Today, about one in seven people around the world have Facebook accounts.

I have 206 “friends,” but only regularly talk to a couple dozen of them.

I do not have a Twitter account and still am confused on why people are into Pinterest. I can find out what my friends are interested in when I talk to them.

There’s other social media sites I have heard about that I honestly cannot remember the names of unless I google them.

I am coming up on my 33rd birthday in late November and I feel like a technological dinosaur. This is just my personality.

I do not buy the latest and supposedly greatest gadget. Mostly this is due to economics.

I can wait another year when a newer version comes out and I can buy the “old” version for a more affordable price. I do this for any electronic products.

Some day I may break down and get an e-reader, but not anytime soon.

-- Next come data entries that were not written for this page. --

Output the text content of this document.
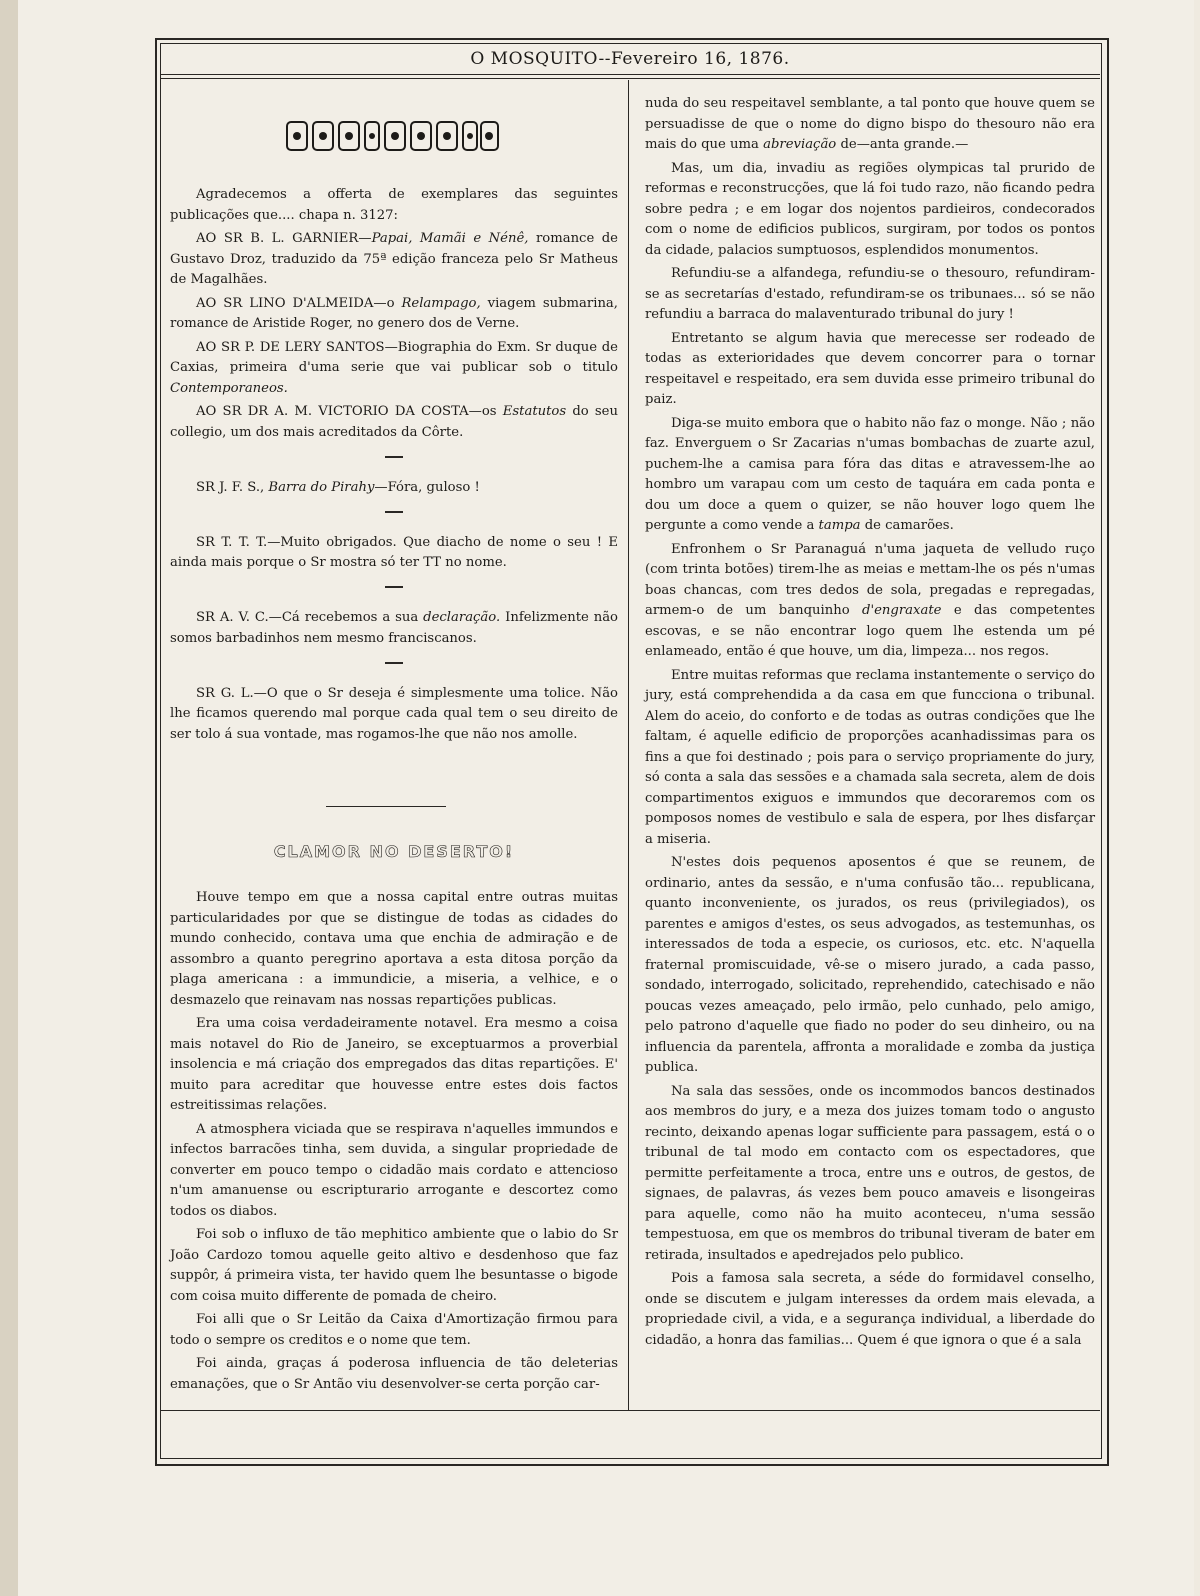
O MOSQUITO--Fevereiro 16, 1876.

Agradecemos a offerta de exemplares das seguintes publicações que.... chapa n. 3127:

AO SR B. L. GARNIER—Papai, Mamãi e Nénê, romance de Gustavo Droz, traduzido da 75ª edição franceza pelo Sr Matheus de Magalhães.

AO SR LINO D'ALMEIDA—o Relampago, viagem submarina, romance de Aristide Roger, no genero dos de Verne.

AO SR P. DE LERY SANTOS—Biographia do Exm. Sr duque de Caxias, primeira d'uma serie que vai publicar sob o titulo Contemporaneos.

AO SR DR A. M. VICTORIO DA COSTA—os Estatutos do seu collegio, um dos mais acreditados da Côrte.

SR J. F. S., Barra do Pirahy—Fóra, guloso !

SR T. T. T.—Muito obrigados. Que diacho de nome o seu ! E ainda mais porque o Sr mostra só ter TT no nome.

SR A. V. C.—Cá recebemos a sua declaração. Infelizmente não somos barbadinhos nem mesmo franciscanos.

SR G. L.—O que o Sr deseja é simplesmente uma tolice. Não lhe ficamos querendo mal porque cada qual tem o seu direito de ser tolo á sua vontade, mas rogamos-lhe que não nos amolle.

CLAMOR NO DESERTO!

Houve tempo em que a nossa capital entre outras muitas particularidades por que se distingue de todas as cidades do mundo conhecido, contava uma que enchia de admiração e de assombro a quanto peregrino aportava a esta ditosa porção da plaga americana : a immundicie, a miseria, a velhice, e o desmazelo que reinavam nas nossas repartições publicas.

Era uma coisa verdadeiramente notavel. Era mesmo a coisa mais notavel do Rio de Janeiro, se exceptuarmos a proverbial insolencia e má criação dos empregados das ditas repartições. E' muito para acreditar que houvesse entre estes dois factos estreitissimas relações.

A atmosphera viciada que se respirava n'aquelles immundos e infectos barracões tinha, sem duvida, a singular propriedade de converter em pouco tempo o cidadão mais cordato e attencioso n'um amanuense ou escripturario arrogante e descortez como todos os diabos.

Foi sob o influxo de tão mephitico ambiente que o labio do Sr João Cardozo tomou aquelle geito altivo e desdenhoso que faz suppôr, á primeira vista, ter havido quem lhe besuntasse o bigode com coisa muito differente de pomada de cheiro.

Foi alli que o Sr Leitão da Caixa d'Amortização firmou para todo o sempre os creditos e o nome que tem.

Foi ainda, graças á poderosa influencia de tão deleterias emanações, que o Sr Antão viu desenvolver-se certa porção car-

nuda do seu respeitavel semblante, a tal ponto que houve quem se persuadisse de que o nome do digno bispo do thesouro não era mais do que uma abreviação de—anta grande.—

Mas, um dia, invadiu as regiões olympicas tal prurido de reformas e reconstrucções, que lá foi tudo razo, não ficando pedra sobre pedra ; e em logar dos nojentos pardieiros, condecorados com o nome de edificios publicos, surgiram, por todos os pontos da cidade, palacios sumptuosos, esplendidos monumentos.

Refundiu-se a alfandega, refundiu-se o thesouro, refundiram-se as secretarías d'estado, refundiram-se os tribunaes... só se não refundiu a barraca do malaventurado tribunal do jury !

Entretanto se algum havia que merecesse ser rodeado de todas as exterioridades que devem concorrer para o tornar respeitavel e respeitado, era sem duvida esse primeiro tribunal do paiz.

Diga-se muito embora que o habito não faz o monge. Não ; não faz. Enverguem o Sr Zacarias n'umas bombachas de zuarte azul, puchem-lhe a camisa para fóra das ditas e atravessem-lhe ao hombro um varapau com um cesto de taquára em cada ponta e dou um doce a quem o quizer, se não houver logo quem lhe pergunte a como vende a tampa de camarões.

Enfronhem o Sr Paranaguá n'uma jaqueta de velludo ruço (com trinta botões) tirem-lhe as meias e mettam-lhe os pés n'umas boas chancas, com tres dedos de sola, pregadas e repregadas, armem-o de um banquinho d'engraxate e das competentes escovas, e se não encontrar logo quem lhe estenda um pé enlameado, então é que houve, um dia, limpeza... nos regos.

Entre muitas reformas que reclama instantemente o serviço do jury, está comprehendida a da casa em que funcciona o tribunal. Alem do aceio, do conforto e de todas as outras condições que lhe faltam, é aquelle edificio de proporções acanhadissimas para os fins a que foi destinado ; pois para o serviço propriamente do jury, só conta a sala das sessões e a chamada sala secreta, alem de dois compartimentos exiguos e immundos que decoraremos com os pomposos nomes de vestibulo e sala de espera, por lhes disfarçar a miseria.

N'estes dois pequenos aposentos é que se reunem, de ordinario, antes da sessão, e n'uma confusão tão... republicana, quanto inconveniente, os jurados, os reus (privilegiados), os parentes e amigos d'estes, os seus advogados, as testemunhas, os interessados de toda a especie, os curiosos, etc. etc. N'aquella fraternal promiscuidade, vê-se o misero jurado, a cada passo, sondado, interrogado, solicitado, reprehendido, catechisado e não poucas vezes ameaçado, pelo irmão, pelo cunhado, pelo amigo, pelo patrono d'aquelle que fiado no poder do seu dinheiro, ou na influencia da parentela, affronta a moralidade e zomba da justiça publica.

Na sala das sessões, onde os incommodos bancos destinados aos membros do jury, e a meza dos juizes tomam todo o angusto recinto, deixando apenas logar sufficiente para passagem, está o o tribunal de tal modo em contacto com os espectadores, que permitte perfeitamente a troca, entre uns e outros, de gestos, de signaes, de palavras, ás vezes bem pouco amaveis e lisongeiras para aquelle, como não ha muito aconteceu, n'uma sessão tempestuosa, em que os membros do tribunal tiveram de bater em retirada, insultados e apedrejados pelo publico.

Pois a famosa sala secreta, a séde do formidavel conselho, onde se discutem e julgam interesses da ordem mais elevada, a propriedade civil, a vida, e a segurança individual, a liberdade do cidadão, a honra das familias... Quem é que ignora o que é a sala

I prefer the feeling of a book and not a computer in my hand.

One college professor was surprised when I told her I prefer an actual newspaper and not reading articles online.

That’s not to say I do not read articles online, but I still prefer a hard copy.

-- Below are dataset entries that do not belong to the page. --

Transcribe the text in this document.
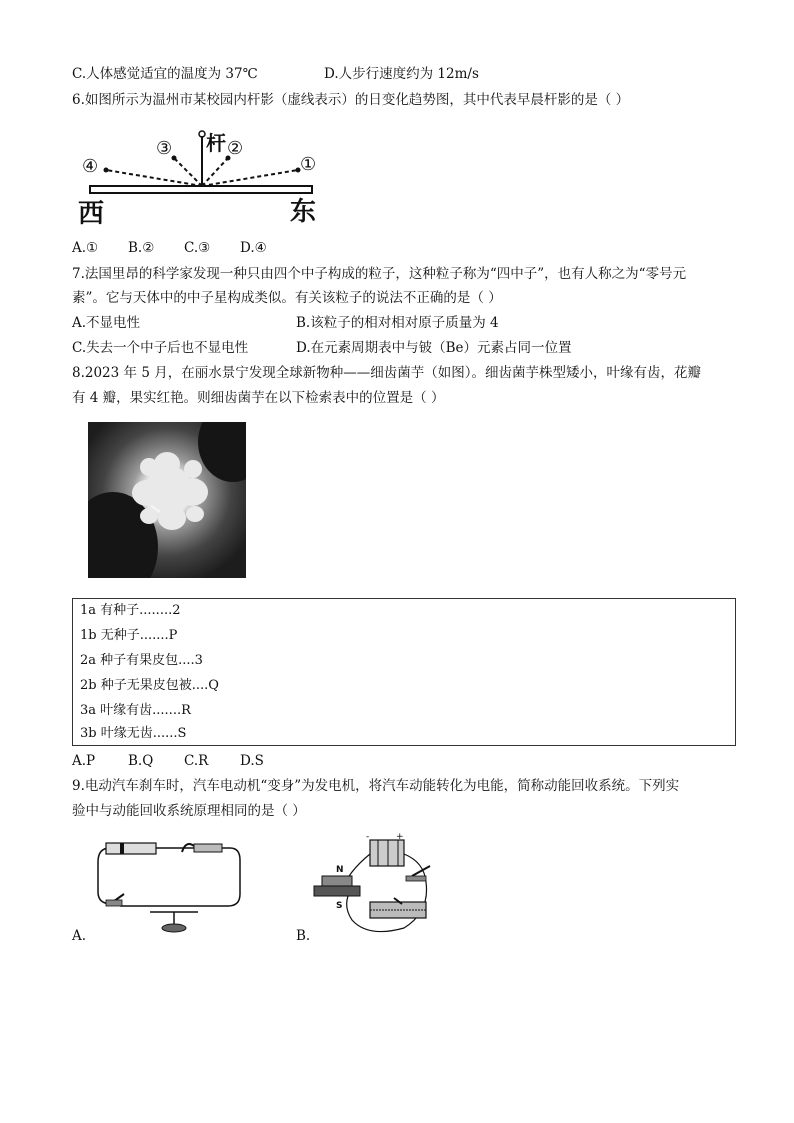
C.人体感觉适宜的温度为 37℃	D.人步行速度约为 12m/s
6.如图所示为温州市某校园内杆影（虚线表示）的日变化趋势图，其中代表早晨杆影的是（ ）
④
③	②
①
杆
西	东
A.① B.② C.③ D.④
7.法国里昂的科学家发现一种只由四个中子构成的粒子，这种粒子称为“四中子”，也有人称之为“零号元
素”。它与天体中的中子星构成类似。有关该粒子的说法不正确的是（ ）
A.不显电性	B.该粒子的相对相对原子质量为 4
C.失去一个中子后也不显电性	D.在元素周期表中与铍（Be）元素占同一位置
8.2023 年 5 月，在丽水景宁发现全球新物种——细齿菌芋（如图）。细齿菌芋株型矮小，叶缘有齿，花瓣
有 4 瓣，果实红艳。则细齿菌芋在以下检索表中的位置是（ ）
1a 有种子........2
1b 无种子.......P
2a 种子有果皮包....3
2b 种子无果皮包被....Q
3a 叶缘有齿.......R
3b 叶缘无齿......S
A.P B.Q C.R D.S
9.电动汽车刹车时，汽车电动机“变身”为发电机，将汽车动能转化为电能，简称动能回收系统。下列实
验中与动能回收系统原理相同的是（ ）
A.
+
-
N
S
B.
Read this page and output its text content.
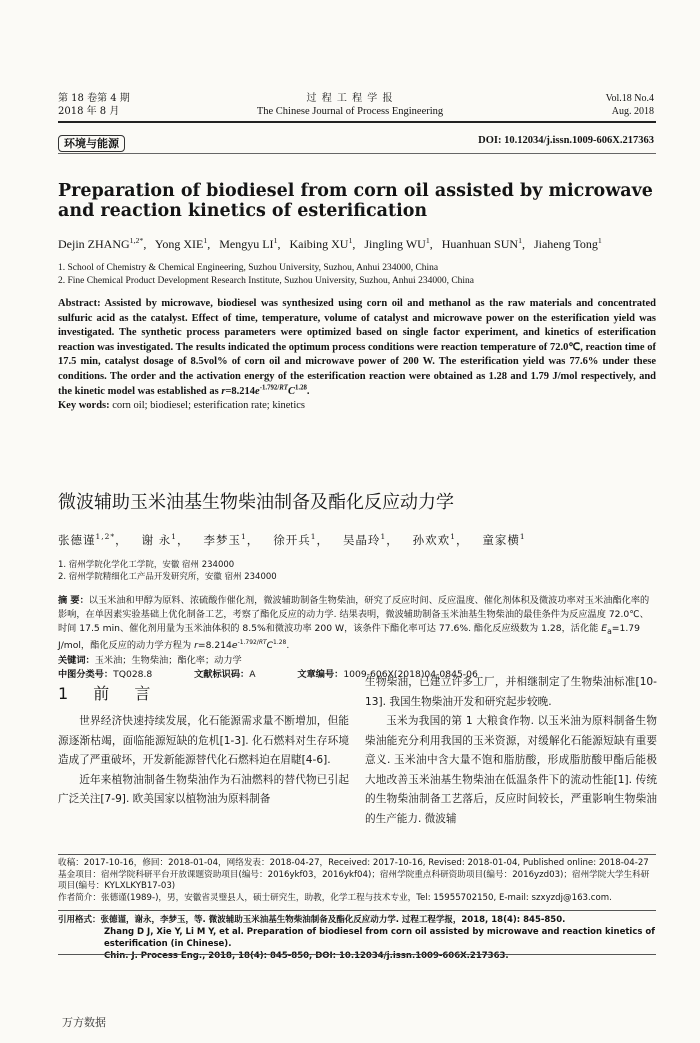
第 18 卷第 4 期
2018 年 8 月
过 程 工 程 学 报
The Chinese Journal of Process Engineering
Vol.18 No.4
Aug. 2018
环境与能源	DOI: 10.12034/j.issn.1009-606X.217363
Preparation of biodiesel from corn oil assisted by microwave and reaction kinetics of esterification
Dejin $ZHANG^{1,2*}$,   Yong XIE$^1$,   Mengyu $LI^1$,   Kaibing $XU^1$,   Jingling $WU^1$,   Huanhuan SUN$^1$,   Jiaheng Tong$^1$
1. School of Chemistry & Chemical Engineering, Suzhou University, Suzhou, Anhui 234000, China
2. Fine Chemical Product Development Research Institute, Suzhou University, Suzhou, Anhui 234000, China
Abstract: Assisted by microwave, biodiesel was synthesized using corn oil and methanol as the raw materials and concentrated sulfuric acid as the catalyst. Effect of time, temperature, volume of catalyst and microwave power on the esterification yield was investigated. The synthetic process parameters were optimized based on single factor experiment, and kinetics of esterification reaction was investigated. The results indicated the optimum process conditions were reaction temperature of 72.0℃, reaction time of 17.5 min, catalyst dosage of 8.5vol% of corn oil and microwave power of 200 W. The esterification yield was 77.6% under these conditions. The order and the activation energy of the esterification reaction were obtained as 1.28 and 1.79 J/mol respectively, and the kinetic model was established as $r=8.214e^{-1.792/RT}C^{1.28}$.
Key words: corn oil; biodiesel; esterification rate; kinetics
微波辅助玉米油基生物柴油制备及酯化反应动力学
张德谨$^{1,2*}$，   谢 永$^1$，   李梦玉$^1$，   徐开兵$^1$，   吴晶玲$^1$，   孙欢欢$^1$，   童家横$^1$
1. 宿州学院化学化工学院，安徽 宿州 234000
2. 宿州学院精细化工产品开发研究所，安徽 宿州 234000
摘 要：以玉米油和甲醇为原料、浓硫酸作催化剂，微波辅助制备生物柴油，研究了反应时间、反应温度、催化剂体积及微波功率对玉米油酯化率的影响，在单因素实验基础上优化制备工艺，考察了酯化反应的动力学. 结果表明，微波辅助制备玉米油基生物柴油的最佳条件为反应温度 72.0℃、时间 17.5 min、催化剂用量为玉米油体积的 8.5%和微波功率 200 W，该条件下酯化率可达 77.6%. 酯化反应级数为 1.28，活化能 $E_a=1.79$ J/mol，酯化反应的动力学方程为 $r=8.214e^{-1.792/RT}C^{1.28}$.
关键词：玉米油；生物柴油；酯化率；动力学
中图分类号：TQ028.8	文献标识码：A	文章编号：1009-606X(2018)04-0845-06
1 前 言

世界经济快速持续发展，化石能源需求量不断增加，但能源逐渐枯竭，面临能源短缺的危机[1-3]. 化石燃料对生存环境造成了严重破坏，开发新能源替代化石燃料迫在眉睫[4-6].

近年来植物油制备生物柴油作为石油燃料的替代物已引起广泛关注[7-9]. 欧美国家以植物油为原料制备

生物柴油，已建立许多工厂，并相继制定了生物柴油标准[10-13]. 我国生物柴油开发和研究起步较晚.

玉米为我国的第 1 大粮食作物. 以玉米油为原料制备生物柴油能充分利用我国的玉米资源，对缓解化石能源短缺有重要意义. 玉米油中含大量不饱和脂肪酸，形成脂肪酸甲酯后能极大地改善玉米油基生物柴油在低温条件下的流动性能[1]. 传统的生物柴油制备工艺落后，反应时间较长，严重影响生物柴油的生产能力. 微波辅

收稿：2017-10-16，修回：2018-01-04，网络发表：2018-04-27，Received: 2017-10-16, Revised: 2018-01-04, Published online: 2018-04-27
基金项目：宿州学院科研平台开放课题资助项目(编号：2016ykf03，2016ykf04)；宿州学院重点科研资助项目(编号：2016yzd03)；宿州学院大学生科研项目(编号：KYLXLKYB17-03)
作者简介：张德谨(1989-)，男，安徽省灵璧县人，硕士研究生，助教，化学工程与技术专业，Tel: 15955702150, E-mail: szxyzdj@163.com.
引用格式：张德谨，谢永，李梦玉，等. 微波辅助玉米油基生物柴油制备及酯化反应动力学. 过程工程学报，2018, 18(4): 845-850.
Zhang D J, Xie Y, Li M Y, et al. Preparation of biodiesel from corn oil assisted by microwave and reaction kinetics of esterification (in Chinese).
Chin. J. Process Eng., 2018, 18(4): 845-850, DOI: 10.12034/j.issn.1009-606X.217363.
万方数据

When I go to a restaurant or bar with my friends, I am annoyed when everyone is looking down at their smart phones.

Of course, they are great to have and I now own one, but I have to stop myself if I feel I am looking down too much and missing what is happening right in front of me.

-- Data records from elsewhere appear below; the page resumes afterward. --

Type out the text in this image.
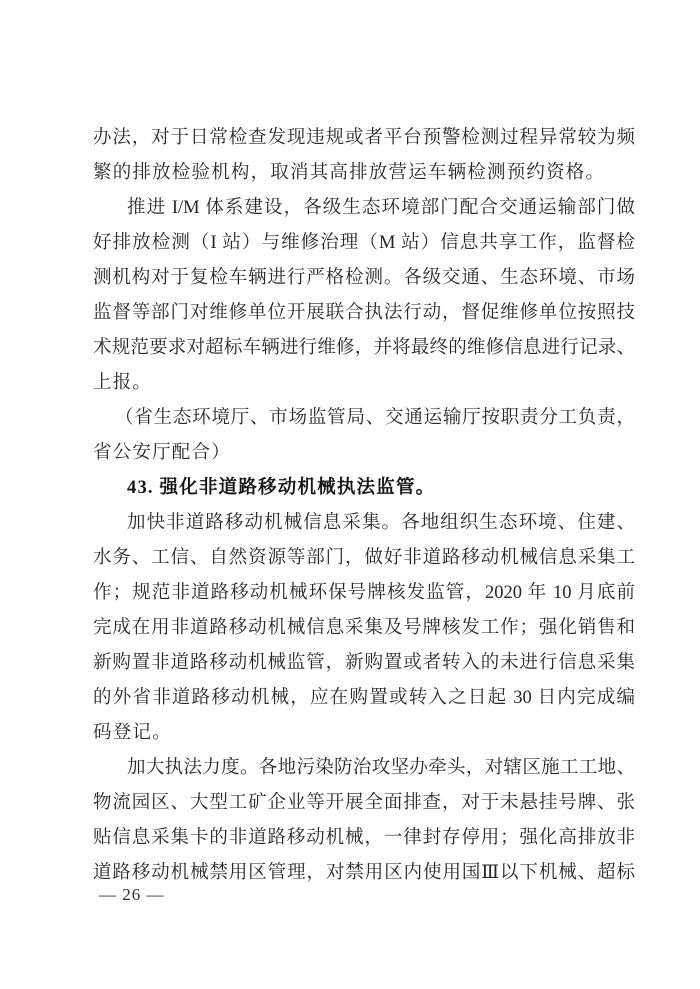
办法，对于日常检查发现违规或者平台预警检测过程异常较为频
繁的排放检验机构，取消其高排放营运车辆检测预约资格。
推进 I/M 体系建设，各级生态环境部门配合交通运输部门做
好排放检测（I 站）与维修治理（M 站）信息共享工作，监督检
测机构对于复检车辆进行严格检测。各级交通、生态环境、市场
监督等部门对维修单位开展联合执法行动，督促维修单位按照技
术规范要求对超标车辆进行维修，并将最终的维修信息进行记录、
上报。
（省生态环境厅、市场监管局、交通运输厅按职责分工负责，
省公安厅配合）
43. 强化非道路移动机械执法监管。
加快非道路移动机械信息采集。各地组织生态环境、住建、
水务、工信、自然资源等部门，做好非道路移动机械信息采集工
作；规范非道路移动机械环保号牌核发监管，2020 年 10 月底前
完成在用非道路移动机械信息采集及号牌核发工作；强化销售和
新购置非道路移动机械监管，新购置或者转入的未进行信息采集
的外省非道路移动机械，应在购置或转入之日起 30 日内完成编
码登记。
加大执法力度。各地污染防治攻坚办牵头，对辖区施工工地、
物流园区、大型工矿企业等开展全面排查，对于未悬挂号牌、张
贴信息采集卡的非道路移动机械，一律封存停用；强化高排放非
道路移动机械禁用区管理，对禁用区内使用国Ⅲ以下机械、超标
— 26 —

I love calling my parents every weekend, but am really bad at responding to emails and Facebook messages because I get so tired of being on the computer after a long day at work.

I cannot remember when or how I first heard about Facebook, but knowing me I likely waited a year to sign up.
Mark Zuckerberg launched thefacebook.com Feb. 4, 2004. The next day, I started my first job out of college at Sun Focus newspapers after graduating the month prior.

It’s mind-blowing to think how much has changed in a decade.

Instant messenger programs from Yahoo and MSN were big when I was in college, and email had been around long before that, so communicating over the Internet was not exactly earth shattering.

The biggest change while I was in college was being able to download music online and not having to buy an artist’s whole album and only like a few songs.

Of course, not many people were paying for this privilege at the time thanks to Sean Parker and his Napster venture.

For those who have seen “The Social Network,” which is a great movie directed by David Fincher, you know that Parker would have a hand in the social network revolution.

Aaron Sorkin did a superb job on “The Social Network” script. In one scene, Parker, played by Justin Timberlake, was telling a group of college kids that people lived on farms, lived in cities and they were going to live on the Internet.

It’s physically impossible to live on the Internet unless there is some weird virtual reality in our future, but this dramatized prophecy is becoming more true every day.

People are living their lives through the Internet.

It’s not all doom and gloom though. I was able to re-connect with a few high school friends, can quickly share photos of my interesting trips or home projects with my friends and families and see what is new in the lives of friends who I get along great with but just do not have the time to call that much.

It’s been interesting to watch my news feed change from pictures of people having drinks at the bar to a bunch of photos of babies and young children.

I am watching my circle of friends grow up online.